NOME IN CODICE: CAESAR – Caesar non è altro che lo pseudonimo di un ex fotografo della polizia militare del regime siriano, incaricato di fotografare i corpi dei detenuti rimasti vittime della crudeltà delle torture inflitte nelle carceri del proprio paese. «Facevo delle pause per trattenermi dal piangere. Ma ero terrorizzato. Continuavano a tornarmi in mente le cose che avevo visto durante il giorno. Pensavo che questi corpi potevano essere quelli di mio fratello o delle mie sorelle. E questo mi faceva male», questo il messaggio inviato dal fotografo in occasione della mostra. Caesar non rilascia interviste e la sua identità è in effetti un mistero. Dopo essere fuggito dalle carceri, portando con sé e divulgando gli scatti effettuati tra il 2011 e il 2013, la sua vita è ovviamente a rischio. Le immagini da lui immortalate sono state esposte per la prima volta al Palazzo di Vetro delle Nazioni Unite e da allora stanno facendo il giro del mondo. Impossibile ormai negare la crisi umanitaria in Siria. A seguito della testimonianza fornita da Caesar sono state molte le nazioni, a partire dalla Francia, che hanno aperto un procedimento per crimini contro l’umanità nei confronti del regime di Assad.
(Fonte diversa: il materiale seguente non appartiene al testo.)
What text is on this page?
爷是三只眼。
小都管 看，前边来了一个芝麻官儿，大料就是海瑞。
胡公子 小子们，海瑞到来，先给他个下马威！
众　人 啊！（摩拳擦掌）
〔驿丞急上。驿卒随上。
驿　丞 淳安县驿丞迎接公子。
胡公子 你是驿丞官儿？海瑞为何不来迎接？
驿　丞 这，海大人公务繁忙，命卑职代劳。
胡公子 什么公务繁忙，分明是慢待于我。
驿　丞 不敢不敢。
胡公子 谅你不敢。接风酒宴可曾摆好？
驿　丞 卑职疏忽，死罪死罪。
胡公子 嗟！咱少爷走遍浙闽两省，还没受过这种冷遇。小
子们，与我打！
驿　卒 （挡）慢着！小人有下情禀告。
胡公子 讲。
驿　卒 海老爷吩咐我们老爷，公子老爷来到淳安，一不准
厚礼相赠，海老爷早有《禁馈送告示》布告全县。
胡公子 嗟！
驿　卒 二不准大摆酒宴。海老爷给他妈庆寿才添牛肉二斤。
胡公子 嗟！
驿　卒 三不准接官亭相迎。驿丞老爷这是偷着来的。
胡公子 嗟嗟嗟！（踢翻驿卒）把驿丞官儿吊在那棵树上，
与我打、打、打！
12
QUANDO L’IMMAGINE È TESTIMONIANZA – «Queste immagini rappresentano la Siria violata, il mio popolo – dice Mazen Alhummada, ex prigioniero sopravvissuto alle torture, presente ieri all’inaugurazione della mostra – mi fanno ripensare anche a quelli tra i miei parenti e amici che sono ancora in detenzione. Attraverso le immagini raccolte in questa mostra io cerco di assolvere a quello che è il mio dovere, ovvero quello di far conoscere al di fuori del mio paese qual è la lotta che sta portando avanti il mio popolo e che tipo di repressione si trova a dover affrontare: i crimini di Bashar al Assad, a cui vanno aggiunti prima quelli di Hezbollah, poi quelli dell’Iran, la Russia e le milizie settarie sostenute dallo stesso Iran. Tutti concorrono a opprimere un popolo la cui unica colpa è stata quella di chiedere la propria autodeterminazione e naturalmente libertà e dignità per se stesso e per i propri figli». Sono circa trenta le immagini strazianti selezionate in occasione della mostra, per far conoscere al mondo intero quello che sta accadendo tutt’ora in un paese troppe volte dimenticato perché lontano da noi. Non è facile mantenere lo sguardo su quei visi e quei corpi di innocenti, costretti a confessare colpe mai commesse. Lo stesso Mazen, accusato ingiustamente di trasportare armi invece di latte in polvere, ha dovuto cedere alle sevizie alle quali era stato sottoposto. Il suo racconto probabilmente ora non avrebbe senso se non fosse accompagnato dalle foto di Caesar, grazie alle quali semplici parole diventano una realtà purtroppo dura da accettare. La lotta alla tortura in Siria, come in tantissimi altri paesi del mondo è un problema attuale, che troppo spesso passa in secondo piano. Organizzazioni umanitarie, come Amnesty International, i cui collaboratori saranno presenti alla mostra per l’intera sua durata, lottano da sempre contro ogni tipo di violenza e di sopruso. Maggiore consapevolezza tra le persone non può fare altro che accelerare i tempi di reazione dei popoli contro la violazione dei propri diritti e se questa consapevolezza può provenire da una forma d’arte come la fotografia, che da sempre serve ad immortalare ciò che altrimenti verrebbe facilmente dimenticato, allora ben venga.